Lost (acrylic on canvas 46 x 23 cm) is a painting that expresses a feeling that’s very common nowadays. It features some African people who rather risk their lives by crossing a sea in an overloaded shaky dingy than to suffer a miserable existence in their homelands, the Arab man who finds no better purpose in life then to become a suicidal terrorist , and the Western woman who´s looking for guidance on a failing map. All this happens under the light of a looming Omega-virus.
The inspiration of this painting came to me after a hike along a jungle trail to see the biggest waterfall of Central America at Pico Bonito in Honduras. The trail was meandering alongside of some steep cliffs and at some points was barely one foot wide, with a deep ravine on one side and a a steep solid rock wall on the other. There was only a rudimentary sketch of the trail available that had to serve as a guidance, and of course no cell phone signal available to make google maps work. So you had to figure out your trajectory more or less on the whim, while you had to dedicate 90 % of your attention to the next step you wanted to take if you didn´t want to end up as a meatball at the feet of the cliffs or with a snake bite.

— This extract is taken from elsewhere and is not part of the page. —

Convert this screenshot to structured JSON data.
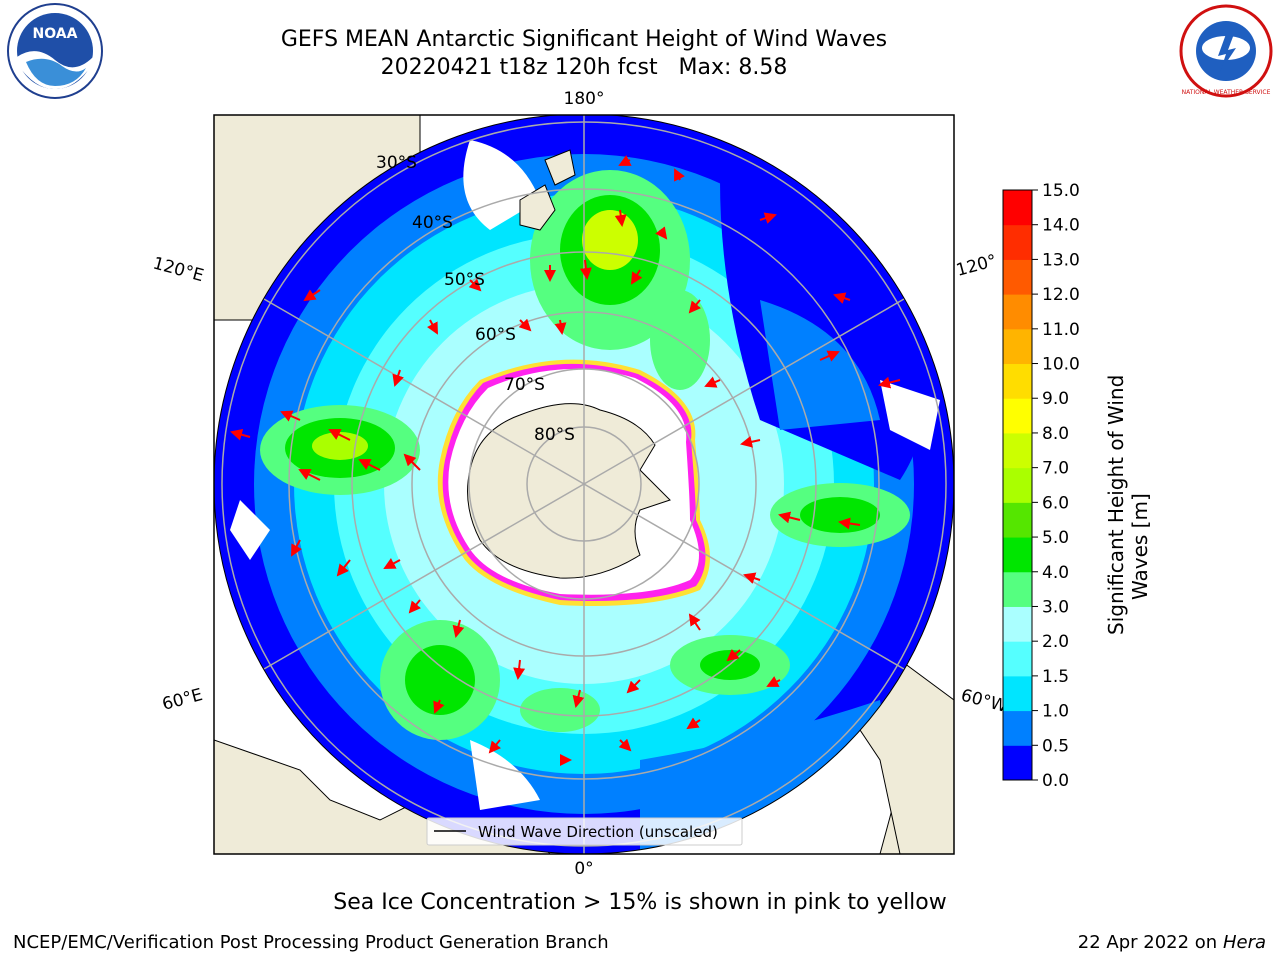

I came to appreciate how this hike had many similarities with the way lots of people have to maneuver through life: step by step, with a sketchy map, driven by some vague purpose. In the jungle you need a constant eye for not stepping upon a snake or a loose stone which would give your nearby future prospects a very bleak outlook. Similarities can be found into the lives of people who live at the edge of society: a misguided word, act, or gesture can carry deep running consequences.
I feel pretty sure that the suicidal terrorist hasn’t been born with an innate destructive drive and that the Africans who migrate north would also prefer to stick around their relatives and houses. And all that plays against the canvas of a worldwide pandemic with a virus that rapidly mutates towards an omega variant.
Also many Western people are at loss into in an increasingly complicated world where you need half day to dig through a pile of red tape before you can board an airplane, make a tax declaration, or do whatsoever. Most Western people have to scramble to earn a decent living and then have to scramble to keep their earnings. Not many can afford the luxury of setting out a course through life of their own liking or to take a pause to see where the path they’re walking is bringing them. Many are drifting through life without a decent map or compass, with only a vague impression of where they’re heading.